With my business phone and mobile with Rogers, I decided to bunch everything together and switch my home phone to Rogers as well. Here’s a breakdown of the events that spanned more than one year:
- After talking to two Rogers call centres for more than an hour in total, a switchover was scheduled for the morning of March 13, 2007.
- On March 13, no one showed, nor did I receive a call from Rogers.
- About a month later, Rogers called regarding a new promo. I mentioned the no-show and they promised it wouldn’t happen again. An appointment was set for the following Tuesday.
- It did. A second no-show.
- On June 21, 2007, I wrote to the Rogers executive team to advise them of my Rogers customer service experience.
- On June 25, 2007, I received a response via e-mail stating: “We have checked our system and we do have an order from you for service. The order is, however, incomplete at this time. As such, you will need to contact our customer service department directly for assistance with the status of your order.” It seems this experience is acceptable by Rogers’ standards. To top it off, the note ends with: “We are pleased to have been able to address your inquiry.” Not quite.
- Several weeks later (late in 2007), a third-party called on behalf of Rogers with a promo. I made reference to the two no-shows and was told there were “system errors,” and was “absolutely” assured they were resolved. I apprehensively agreed to make myself available for yet another appointment for a switch-over.
- Rogers never appeared. No-show number three. I didn’t bother writing this time.
- On Feb. 8, 2008, I received an unexpected voicemail from Rogers — several weeks after the third no-show — stating the migration to Rogers was “delayed.” Not wanting to sign on with Rogers after experiencing this service and the hassle of a switch-over, I called back immediately. I was stunned when I was told after being put on hold several times that it was “too late” for me to cancel the switch-over, apparently “due to automation.” My options were put forth: cancel Rogers after the switch and sign back on with my current provider; or agree to the service at a discounted rate. Not wanting to spend anymore time on this matter and deal with a “double switch-over,” I resentfully agreed to go with the discounted rate.
- On February 12, 2008, a contracted Rogers technician arrived, and eventually determined there was no live line to set me up with Rogers. Additionally, he stated I’d have to call my current provider to cancel my existing service, which baffled me. I was told by Rogers that it was automated and the cancellation with the existing provider “could not be stopped.” Following some confusing calls, the technician said he needed to go to his vehicle to retrieve some paperwork. He came back 20 minutes later shrugging his shoulders to advise me the request for Rogers home phone was cancelled. Annoyed, I wrote Rogers again to convey the events.

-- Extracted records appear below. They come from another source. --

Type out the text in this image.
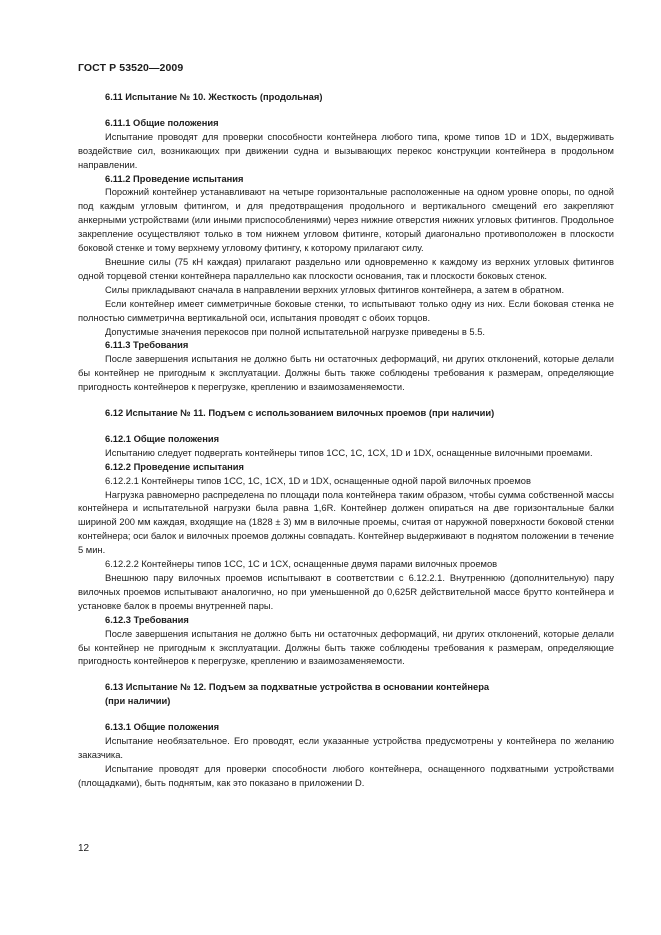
ГОСТ Р 53520—2009

6.11 Испытание № 10. Жесткость (продольная)

6.11.1 Общие положения

Испытание проводят для проверки способности контейнера любого типа, кроме типов 1D и 1DX, выдерживать воздействие сил, возникающих при движении судна и вызывающих перекос конструкции контейнера в продольном направлении.

6.11.2 Проведение испытания

Порожний контейнер устанавливают на четыре горизонтальные расположенные на одном уровне опоры, по одной под каждым угловым фитингом, и для предотвращения продольного и вертикального смещений его закрепляют анкерными устройствами (или иными приспособлениями) через нижние отверстия нижних угловых фитингов. Продольное закрепление осуществляют только в том нижнем угловом фитинге, который диагонально противоположен в плоскости боковой стенке и тому верхнему угловому фитингу, к которому прилагают силу.

Внешние силы (75 кН каждая) прилагают раздельно или одновременно к каждому из верхних угловых фитингов одной торцевой стенки контейнера параллельно как плоскости основания, так и плоскости боковых стенок.

Силы прикладывают сначала в направлении верхних угловых фитингов контейнера, а затем в обратном.

Если контейнер имеет симметричные боковые стенки, то испытывают только одну из них. Если боковая стенка не полностью симметрична вертикальной оси, испытания проводят с обоих торцов.

Допустимые значения перекосов при полной испытательной нагрузке приведены в 5.5.

6.11.3 Требования

После завершения испытания не должно быть ни остаточных деформаций, ни других отклонений, которые делали бы контейнер не пригодным к эксплуатации. Должны быть также соблюдены требования к размерам, определяющие пригодность контейнеров к перегрузке, креплению и взаимозаменяемости.

6.12 Испытание № 11. Подъем с использованием вилочных проемов (при наличии)

6.12.1 Общие положения

Испытанию следует подвергать контейнеры типов 1CC, 1C, 1CX, 1D и 1DX, оснащенные вилочными проемами.

6.12.2 Проведение испытания

6.12.2.1 Контейнеры типов 1CC, 1C, 1CX, 1D и 1DX, оснащенные одной парой вилочных проемов

Нагрузка равномерно распределена по площади пола контейнера таким образом, чтобы сумма собственной массы контейнера и испытательной нагрузки была равна 1,6R. Контейнер должен опираться на две горизонтальные балки шириной 200 мм каждая, входящие на (1828 ± 3) мм в вилочные проемы, считая от наружной поверхности боковой стенки контейнера; оси балок и вилочных проемов должны совпадать. Контейнер выдерживают в поднятом положении в течение 5 мин.

6.12.2.2 Контейнеры типов 1CC, 1C и 1CX, оснащенные двумя парами вилочных проемов

Внешнюю пару вилочных проемов испытывают в соответствии с 6.12.2.1. Внутреннюю (дополнительную) пару вилочных проемов испытывают аналогично, но при уменьшенной до 0,625R действительной массе брутто контейнера и установке балок в проемы внутренней пары.

6.12.3 Требования

После завершения испытания не должно быть ни остаточных деформаций, ни других отклонений, которые делали бы контейнер не пригодным к эксплуатации. Должны быть также соблюдены требования к размерам, определяющие пригодность контейнеров к перегрузке, креплению и взаимозаменяемости.

6.13 Испытание № 12. Подъем за подхватные устройства в основании контейнера

(при наличии)

6.13.1 Общие положения

Испытание необязательное. Его проводят, если указанные устройства предусмотрены у контейнера по желанию заказчика.

Испытание проводят для проверки способности любого контейнера, оснащенного подхватными устройствами (площадками), быть поднятым, как это показано в приложении D.

12
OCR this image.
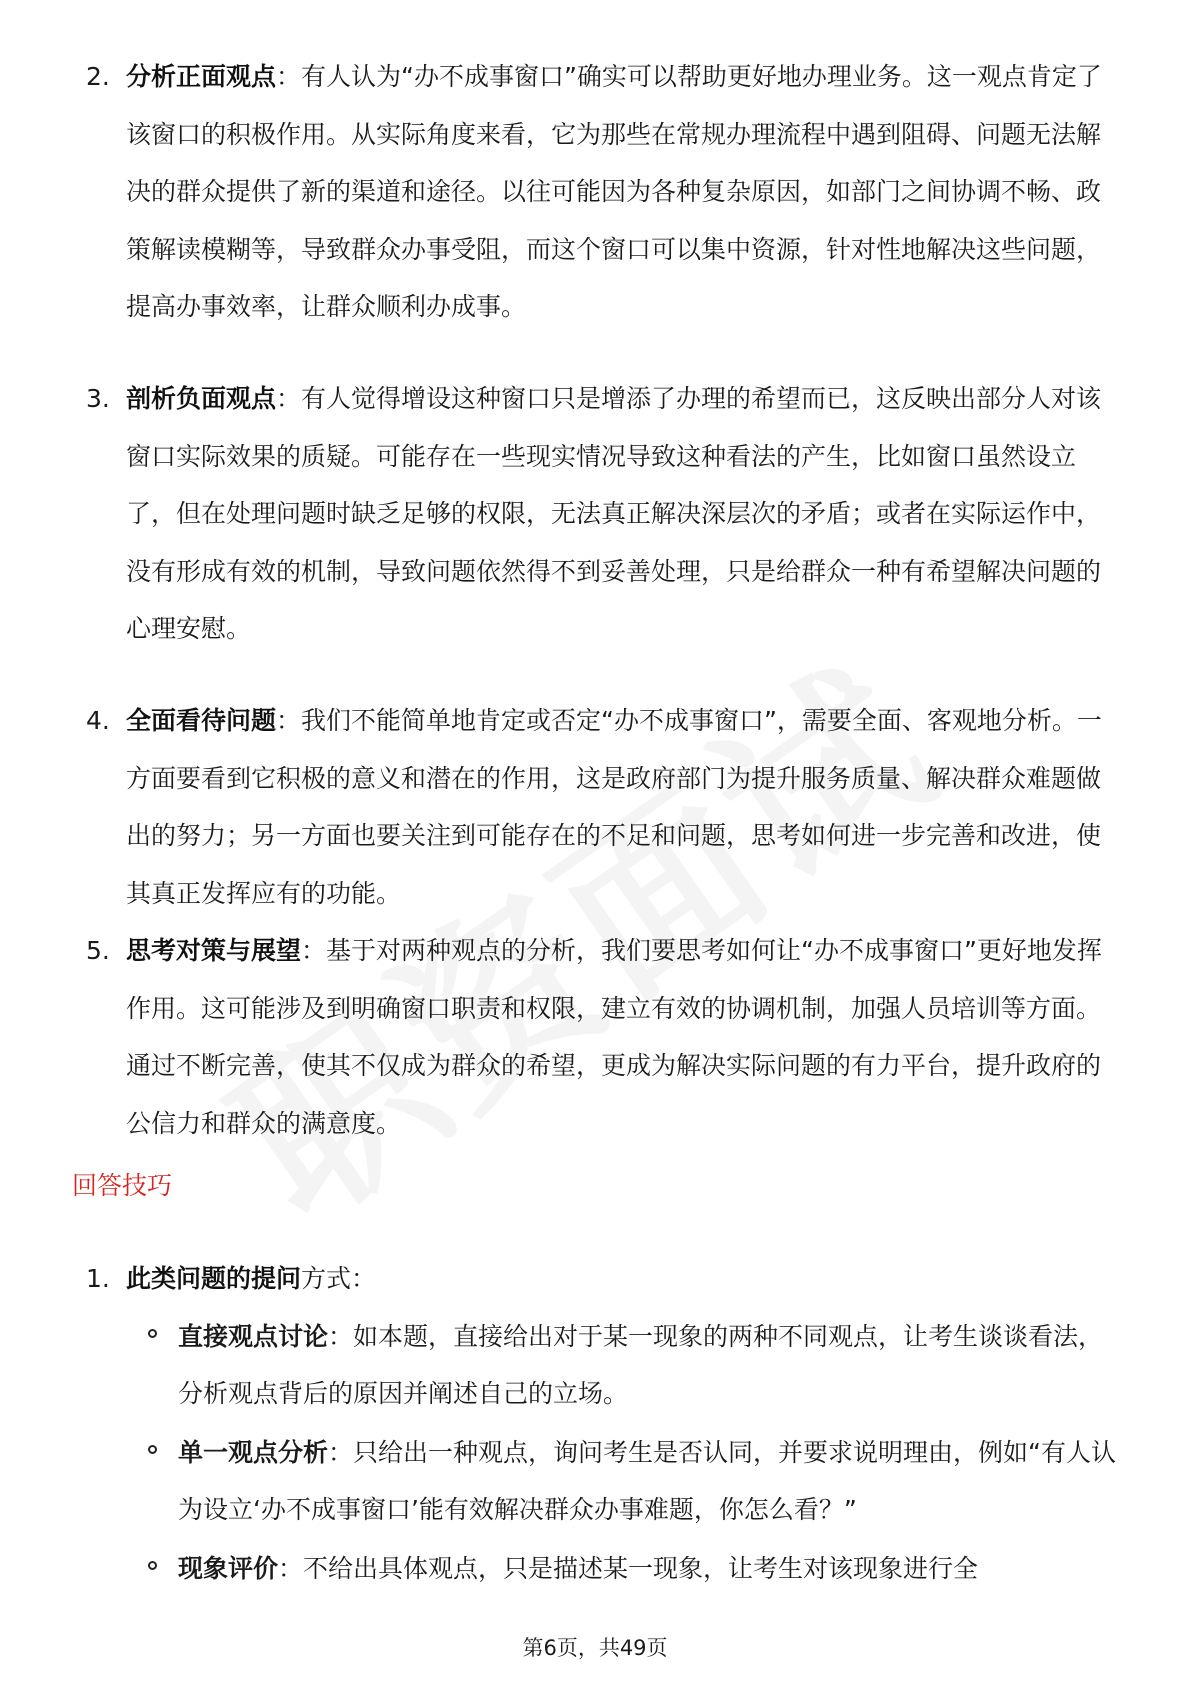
2. 分析正面观点：有人认为“办不成事窗口”确实可以帮助更好地办理业务。这一观点肯定了该窗口的积极作用。从实际角度来看，它为那些在常规办理流程中遇到阻碍、问题无法解决的群众提供了新的渠道和途径。以往可能因为各种复杂原因，如部门之间协调不畅、政策解读模糊等，导致群众办事受阻，而这个窗口可以集中资源，针对性地解决这些问题，提高办事效率，让群众顺利办成事。
3. 剖析负面观点：有人觉得增设这种窗口只是增添了办理的希望而已，这反映出部分人对该窗口实际效果的质疑。可能存在一些现实情况导致这种看法的产生，比如窗口虽然设立了，但在处理问题时缺乏足够的权限，无法真正解决深层次的矛盾；或者在实际运作中，没有形成有效的机制，导致问题依然得不到妥善处理，只是给群众一种有希望解决问题的心理安慰。
4. 全面看待问题：我们不能简单地肯定或否定“办不成事窗口”，需要全面、客观地分析。一方面要看到它积极的意义和潜在的作用，这是政府部门为提升服务质量、解决群众难题做出的努力；另一方面也要关注到可能存在的不足和问题，思考如何进一步完善和改进，使其真正发挥应有的功能。
5. 思考对策与展望：基于对两种观点的分析，我们要思考如何让“办不成事窗口”更好地发挥作用。这可能涉及到明确窗口职责和权限，建立有效的协调机制，加强人员培训等方面。通过不断完善，使其不仅成为群众的希望，更成为解决实际问题的有力平台，提升政府的公信力和群众的满意度。
回答技巧
1. 此类问题的提问方式：
直接观点讨论：如本题，直接给出对于某一现象的两种不同观点，让考生谈谈看法，分析观点背后的原因并阐述自己的立场。
单一观点分析：只给出一种观点，询问考生是否认同，并要求说明理由，例如“有人认为设立‘办不成事窗口’能有效解决群众办事难题，你怎么看？”
现象评价：不给出具体观点，只是描述某一现象，让考生对该现象进行全
第6页，共49页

- Rogers’ Customer Service response: “Thank you for taking the time to write to us, we appreciate your use of online customer service. We are very sorry to hear of the difficulties that you have experienced in using our service. We would like to offer you an apology on behalf of Rogers. We would ask that you contact Customer Service directly to schedule the next available appointment timeframe that would be convenient for you.” Did they read the e-mail? Do they care? To top it off, the note ended with the following point: “You are a valued customer and we thank you for your business.”
- I wrote back immediately suggesting a cut-and-paste response wasn’t necessary, and directing me to Rogers’ customer service number was absurd.
- Rogers responded: “Thank you for taking the time to write to us, we appreciate your use of online customer service…” Almost the same letter was re-sent.
- April 3, 2008, Rogers was leaving me automated messages to call them back, and eventually I did. After being transferred a couple of times, I was advised I was late on payments for the home phone service I never received! I chuckled in a bid to maintain sanity and explained the events yet again to a Rogers employee. The agent, very kind, promised she would review the file, talk to the appropriate manager(s) and call me back the very next morning with an explanation.
The Rogers agent never called the next morning. Two weeks have passed, and still no call. Is this the type of service Rogers wants to be known for?
*On April 24, I received yet another invoice for home phone services never rendered.
*On May 19, after allegedly correcting their billing errors twice, Rogers Customer Service strikes again. Another invoice for services that were not delivered. What’s the cure for the Rogers customer service syndrome? Any suggestions?
*June 2: Rogers Accounts Receivable starts calling again for yet another outstanding balance for a phone line Rogers isn’t providing. After explaining the series of events, I was asked if I’d like to be connected to Rogers Customer Service to straighten things out. I kindly declined.
*June 13: Another voicemail warns the phone service (that Rogers is not providing me) will be interrupted if immediate payment is not made. Once again, I call and explain the events to the Accounts Receivable rep, who suggests I once again talk to Rogers Customer Service. I do, and this time receive a cancellation confirmation number. The representative ended the call with their scripted line: “Thank you for choosing Rogers.”
By now, I have wasted well over a dozen hours on the phone with them, much of it on hold, trying to resolve their erros. Rogers obviously doesn’t value its customers’ time. Rogers customers could make a point by frequently calling Rogers Customer Service and then putting their employees on hold for 10 minutes or so. If the tables were turned, and customers wasted thousands of Rogers’ hours, they would surely take swift action.